According to Jessop’s memoirs, she allegedly made it to a lifeboat before the ship sank, but when it got into the water, everyone but her ditched it because it couldn’t get loose of Britannic’s propellers.

Of course, Jessop, who had improbably never learned to swim, finally followed suit and jumped off the lifeboat. She was evidently saved by her lifejacket and lived to the ripe old age of 84.

The moral of this story: beware of dark-haired Argentinian women at sea bearing a grudge.

Tsutomu Yamaguchi—Hunted by Truman?

Tsutomu Yamaguchi was in the blast zone for BOTH A-bombs.

He was working in Hiroshima the day the United States dropped the first atomic bomb on Japan. Yamaguchi was thrown into the air by the impact, but survived the blast and went back home to Nagasaki.

There, he ended up in the blast zone of the second A-bomb in the most improbable way. Apparently, Yamaguchi was telling his boss about the devastation in Hiroshima. His boss countered, “‘How could one bomb … destroy a whole city?’ … [At that moment] a white light swelled inside the room. … ‘I thought,’ he later recalled, ‘the mushroom cloud followed me from Hiroshima.’”

Amazingly, he still lived to be 93 years old.

Edgar Allan Poe novel—Author or Prognosticator?

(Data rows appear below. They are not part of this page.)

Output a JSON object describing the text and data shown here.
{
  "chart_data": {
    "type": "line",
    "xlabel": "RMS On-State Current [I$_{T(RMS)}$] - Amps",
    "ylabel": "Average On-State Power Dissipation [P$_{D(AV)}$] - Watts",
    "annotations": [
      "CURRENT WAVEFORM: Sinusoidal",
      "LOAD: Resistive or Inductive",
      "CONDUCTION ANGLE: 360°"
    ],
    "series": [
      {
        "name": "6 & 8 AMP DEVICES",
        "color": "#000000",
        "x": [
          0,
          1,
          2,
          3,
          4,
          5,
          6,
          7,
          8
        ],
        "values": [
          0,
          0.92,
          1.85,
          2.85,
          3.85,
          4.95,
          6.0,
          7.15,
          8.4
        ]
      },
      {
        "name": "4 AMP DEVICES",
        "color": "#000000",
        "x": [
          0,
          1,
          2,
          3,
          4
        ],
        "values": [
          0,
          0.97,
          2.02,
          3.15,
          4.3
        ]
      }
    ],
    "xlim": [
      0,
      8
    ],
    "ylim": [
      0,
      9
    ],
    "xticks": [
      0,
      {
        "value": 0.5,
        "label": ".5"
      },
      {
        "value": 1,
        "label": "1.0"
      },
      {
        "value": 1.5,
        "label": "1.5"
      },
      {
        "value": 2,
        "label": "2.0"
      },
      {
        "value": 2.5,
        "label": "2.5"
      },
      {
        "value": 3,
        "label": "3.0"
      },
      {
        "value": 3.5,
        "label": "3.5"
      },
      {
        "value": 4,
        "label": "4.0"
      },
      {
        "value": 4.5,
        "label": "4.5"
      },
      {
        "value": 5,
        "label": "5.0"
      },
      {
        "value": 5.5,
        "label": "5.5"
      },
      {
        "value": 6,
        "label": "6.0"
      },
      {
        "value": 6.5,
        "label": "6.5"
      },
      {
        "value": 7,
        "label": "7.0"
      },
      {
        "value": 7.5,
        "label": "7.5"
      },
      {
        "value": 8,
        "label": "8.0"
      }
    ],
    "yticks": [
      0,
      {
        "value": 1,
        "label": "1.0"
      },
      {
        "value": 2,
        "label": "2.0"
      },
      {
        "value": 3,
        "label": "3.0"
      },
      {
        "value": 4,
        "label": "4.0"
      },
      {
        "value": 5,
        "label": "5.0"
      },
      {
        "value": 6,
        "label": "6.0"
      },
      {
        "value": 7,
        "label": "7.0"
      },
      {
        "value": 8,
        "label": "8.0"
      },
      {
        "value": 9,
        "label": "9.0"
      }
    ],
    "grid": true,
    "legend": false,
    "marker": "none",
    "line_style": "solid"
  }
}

In Poe’s novel The Narrative of Arthur Gordon Pym of Nantucket, the crew of a damaged and adrift ship are forced to kill and eat Richard Parker. The crew also ate a tortoise.

A few decades later, a real-life yacht named the Mignonette sank in a storm in the Indian Ocean. The four-man crew escaped to a dinghy but didn’t have time to stock many provisions. Like the men in Poe’s story, at one point they ate a tortoise. And, like the men in Poe’s story, they resorted to eating one of their own in a horrifying, but potentially necessary, case of cannibalism.

The unlucky young man’s name? Richard Parker.